De nouvelles données montrent que les temps d’attente ont doublé dans des hubs majeurs comme Francfort, Amsterdam et Munich, le dispositif Entry/Exit System (EES) peinant à absorber l’afflux massif de voyageurs non ressortissants de l’UE.
Les chiffres indiquent que le système biométrique EES, qui oblige les voyageurs provenant de pays non membres de l’UE à enregistrer leurs empreintes digitales et un scan de leur visage, a entraîné une flambée de la longueur des files d’attente et une hausse des cas de passagers manquant leur vol.
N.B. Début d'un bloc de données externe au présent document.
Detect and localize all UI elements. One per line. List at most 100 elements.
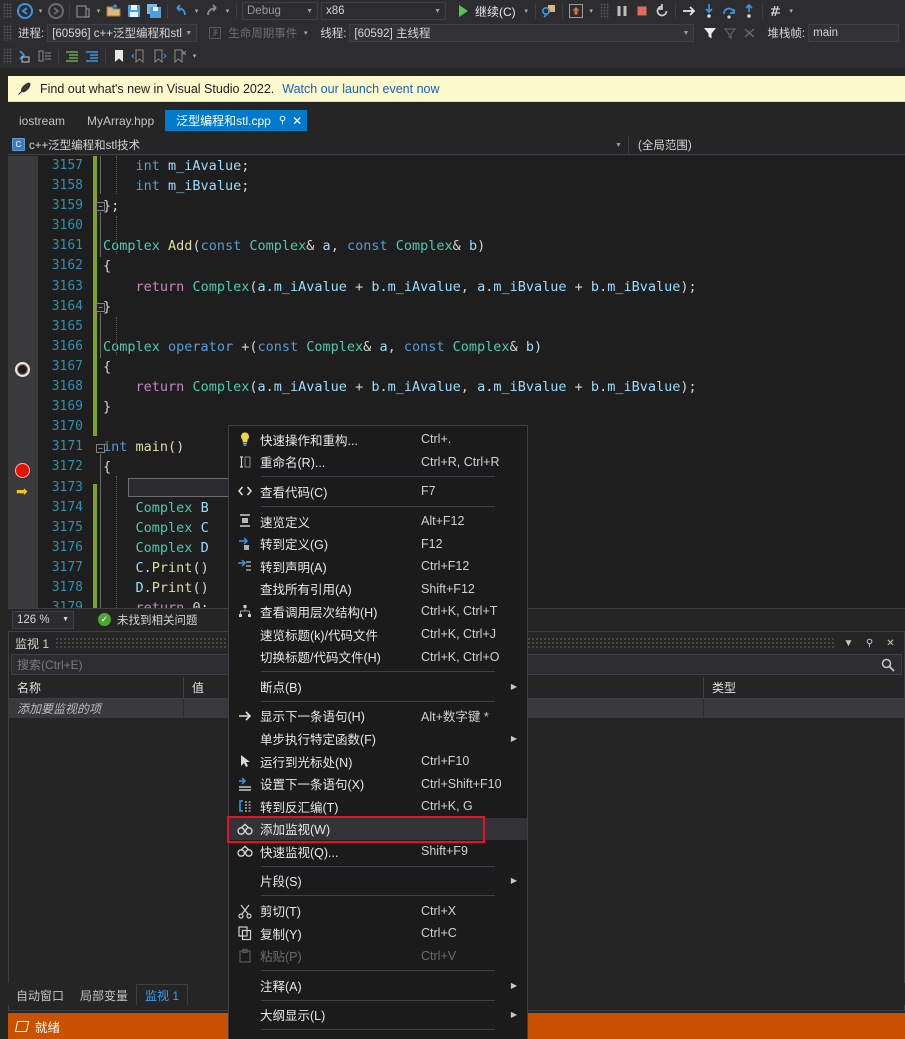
redo-dropdown[interactable]: ▾ (222, 7, 233, 15)
navigate-backward-icon[interactable] (15, 1, 35, 21)
menu-item-rescan[interactable]: 重新扫描(R) ▶ (229, 1033, 527, 1039)
menu-item-toggle-header-code-file[interactable]: 切换标题/代码文件(H) Ctrl+K, Ctrl+O (229, 645, 527, 668)
hot-reload-dropdown[interactable]: ▾ (586, 7, 597, 15)
toolbar-gripper[interactable] (3, 25, 12, 41)
menu-item-find-all-references[interactable]: 查找所有引用(A) Shift+F12 (229, 578, 527, 601)
watch-cell-type[interactable] (704, 699, 854, 718)
scope-dropdown[interactable]: (全局范围) (638, 135, 692, 155)
show-next-statement-icon[interactable] (679, 1, 699, 21)
comment-selection-icon[interactable] (15, 46, 35, 66)
menu-item-view-call-hierarchy[interactable]: 查看调用层次结构(H) Ctrl+K, Ctrl+T (229, 600, 527, 623)
project-dropdown-caret[interactable]: ▼ (615, 135, 622, 155)
tab-stl-cpp[interactable]: 泛型编程和stl.cpp ⚲ ✕ (165, 110, 308, 131)
menu-item-breakpoint[interactable]: 断点(B) ▶ (229, 675, 527, 698)
increase-indent-icon[interactable] (62, 46, 82, 66)
menu-item-step-into-specific[interactable]: 单步执行特定函数(F) ▶ (229, 727, 527, 750)
toggle-bookmark-icon[interactable] (109, 46, 129, 66)
tab-iostream[interactable]: iostream (8, 110, 76, 131)
start-debug-icon[interactable] (456, 1, 470, 21)
navigate-backward-dropdown[interactable]: ▾ (35, 7, 46, 15)
menu-item-add-watch[interactable]: 添加监视(W) (227, 815, 527, 843)
toolbar-gripper[interactable] (3, 3, 12, 19)
step-out-icon[interactable] (739, 1, 759, 21)
prev-bookmark-icon[interactable] (129, 46, 149, 66)
menu-item-view-code[interactable]: 查看代码(C) F7 (229, 480, 527, 503)
pin-icon[interactable]: ⚲ (862, 635, 877, 651)
threads-icon[interactable] (766, 1, 786, 21)
menu-item-peek-definition[interactable]: 速览定义 Alt+F12 (229, 510, 527, 533)
toolbar-overflow[interactable]: ▾ (189, 52, 200, 60)
watch-cell-name[interactable]: 添加要监视的项 (9, 699, 184, 718)
chevron-down-icon[interactable]: ▼ (841, 635, 856, 651)
step-into-icon[interactable] (699, 1, 719, 21)
continue-button-label[interactable]: 继续(C) (470, 3, 521, 20)
menu-item-goto-declaration[interactable]: 转到声明(A) Ctrl+F12 (229, 555, 527, 578)
save-all-icon[interactable] (144, 1, 164, 21)
menu-item-quick-watch[interactable]: 快速监视(Q)... Shift+F9 (229, 840, 527, 863)
pin-icon[interactable]: ⚲ (279, 115, 286, 126)
menu-item-copy[interactable]: 复制(Y) Ctrl+C (229, 922, 527, 945)
platform-combo[interactable]: x86 ▼ (321, 2, 446, 20)
attach-process-icon[interactable] (539, 1, 559, 21)
decrease-indent-icon[interactable] (82, 46, 102, 66)
breakpoint-disabled[interactable] (15, 362, 30, 377)
configuration-combo[interactable]: Debug ▼ (242, 2, 318, 20)
stackframe-combo[interactable]: main (808, 24, 899, 42)
menu-item-goto-disassembly[interactable]: 转到反汇编(T) Ctrl+K, G (229, 795, 527, 818)
zoom-level-combo[interactable]: 126 % ▼ (12, 610, 74, 629)
tab-autos[interactable]: 自动窗口 (8, 985, 72, 1005)
magnifier-icon[interactable] (880, 657, 896, 673)
step-over-icon[interactable] (719, 1, 739, 21)
collapse-toggle[interactable]: − (96, 303, 105, 312)
flag-threads-icon[interactable] (740, 23, 760, 43)
editor-context-menu[interactable]: 快速操作和重构... Ctrl+. 重命名(R)... Ctrl+R, Ctrl… (227, 425, 528, 1039)
collapse-toggle[interactable]: − (96, 444, 105, 453)
column-header-name[interactable]: 名称 (9, 676, 184, 699)
toolbar-gripper[interactable] (599, 3, 609, 19)
thread-combo[interactable]: [60592] 主线程 ▼ (349, 24, 695, 42)
new-project-dropdown[interactable]: ▾ (93, 7, 104, 15)
new-project-icon[interactable] (73, 1, 93, 21)
break-all-icon[interactable] (612, 1, 632, 21)
menu-item-outlining[interactable]: 大纲显示(L) ▶ (229, 1004, 527, 1027)
hot-reload-icon[interactable] (566, 1, 586, 21)
tab-locals[interactable]: 局部变量 (72, 985, 136, 1005)
save-icon[interactable] (124, 1, 144, 21)
redo-icon[interactable] (202, 1, 222, 21)
clear-bookmarks-icon[interactable] (169, 46, 189, 66)
filter-threads-icon[interactable] (700, 23, 720, 43)
continue-dropdown[interactable]: ▾ (521, 7, 532, 15)
toolbar-overflow[interactable]: ▾ (786, 7, 797, 15)
clear-filter-icon[interactable] (720, 23, 740, 43)
close-icon[interactable]: ✕ (292, 114, 302, 128)
breakpoint-enabled[interactable] (15, 463, 30, 478)
undo-dropdown[interactable]: ▾ (191, 7, 202, 15)
menu-item-goto-definition[interactable]: 转到定义(G) F12 (229, 532, 527, 555)
menu-item-rename[interactable]: 重命名(R)... Ctrl+R, Ctrl+R (229, 451, 527, 474)
uncomment-selection-icon[interactable] (35, 46, 55, 66)
menu-item-set-next-statement[interactable]: 设置下一条语句(X) Ctrl+Shift+F10 (229, 772, 527, 795)
lifecycle-dropdown[interactable]: ▾ (300, 29, 311, 37)
notification-link[interactable]: Watch our launch event now (282, 82, 439, 96)
toolbar-gripper[interactable] (3, 48, 12, 64)
undo-icon[interactable] (171, 1, 191, 21)
menu-item-quick-actions[interactable]: 快速操作和重构... Ctrl+. (229, 428, 527, 451)
open-file-icon[interactable] (104, 1, 124, 21)
close-icon[interactable]: ✕ (883, 635, 898, 651)
menu-item-show-next-statement[interactable]: 显示下一条语句(H) Alt+数字键 * (229, 705, 527, 728)
navigate-forward-icon[interactable] (46, 1, 66, 21)
next-bookmark-icon[interactable] (149, 46, 169, 66)
glyph-margin[interactable]: ➡ (8, 156, 38, 608)
menu-item-comment[interactable]: 注释(A) ▶ (229, 974, 527, 997)
project-dropdown[interactable]: C c++泛型编程和stl技术 (8, 135, 905, 155)
tab-myarray-hpp[interactable]: MyArray.hpp (76, 110, 165, 131)
menu-item-cut[interactable]: 剪切(T) Ctrl+X (229, 899, 527, 922)
menu-item-run-to-cursor[interactable]: 运行到光标处(N) Ctrl+F10 (229, 750, 527, 773)
collapse-toggle[interactable]: − (96, 202, 105, 211)
menu-item-peek-header-code-file[interactable]: 速览标题(k)/代码文件 Ctrl+K, Ctrl+J (229, 623, 527, 646)
stop-debugging-icon[interactable] (632, 1, 652, 21)
menu-item-snippet[interactable]: 片段(S) ▶ (229, 870, 527, 893)
process-combo[interactable]: [60596] c++泛型编程和stl技术.e: ▼ (47, 24, 198, 42)
column-header-type[interactable]: 类型 (704, 677, 854, 699)
restart-icon[interactable] (652, 1, 672, 21)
Une étude du quotidien britannique le Financial Times (source en anglais) et du groupe d’analyse des données de voyage Qsensor montre qu’à Francfort, le temps d’attente moyen a atteint 120 minutes en juillet, contre 60 minutes le même mois l’an dernier.
À l’aéroport de Munich, les attentes montent jusqu’à 60 minutes, contre 31 l’an passé, et à Amsterdam, le temps d’attente maximal a bondi de 80 à 120 minutes sur la même période.
Si ces durées sont impressionnantes, c’est surtout leur caractère imprévisible qui rend la situation si difficile.
Aux heures de pointe, les files peuvent atteindre deux heures d’attente, alors qu’elles restent bien plus courtes en dehors des périodes les plus chargées.
Depuis le déploiement complet du système le 10 avril, chaque voyageur provenant de l’extérieur de l’UE doit scanner son passeport et se soumettre à un scan facial, ainsi qu’enregistrer ses empreintes digitales lors de sa première entrée.
Dans les faits, les passagers ont dû redonner leurs empreintes à plusieurs reprises, en raison de dysfonctionnements du système.
Les bornes EES tombent fréquemment en panne et les voyageurs ont besoin de plus d’assistance que ce que les agents avaient anticipé.
Ce chaos suscite des critiques dans l’ensemble du secteur du voyage.
Le directeur général de Ryanair, Michael O’Leary, a tourné le système en dérision, affirmant qu’il avait été "mal conçu".
"Il n’y a que les Européens pour inventer des conneries pareilles", a-t-il déclaré en juillet, en référence aux longues files observées par sa compagnie dans une quinzaine d’aéroports à travers le continent.
Certains aéroports ont choisi de désactiver temporairement une partie des contrôles EES, notamment la collecte des empreintes digitales aux heures de pointe, afin de réduire la pression sur les passagers et le personnel.
Cette politique doit toutefois prendre fin en septembre, ce qui a conduit huit États membres de l’UE et la Suisse à demander à la Commission européenne de la prolonger.
Dans un communiqué, la Commission indique qu’elle envisage la possibilité de maintenir cette pratique.
"Pour la période qui suivra l’été, nous sommes en contact étroit et constructif avec les quelques États membres où des difficultés subsistent à certains points de passage frontaliers", a déclaré un porte-parole.
Il a ajouté que le système EES n’était pas catastrophique partout, que l’enregistrement prend en moyenne 70 secondes et que "dans la plupart des cas" l’impact sur les voyageurs non membres de l’UE est resté limité.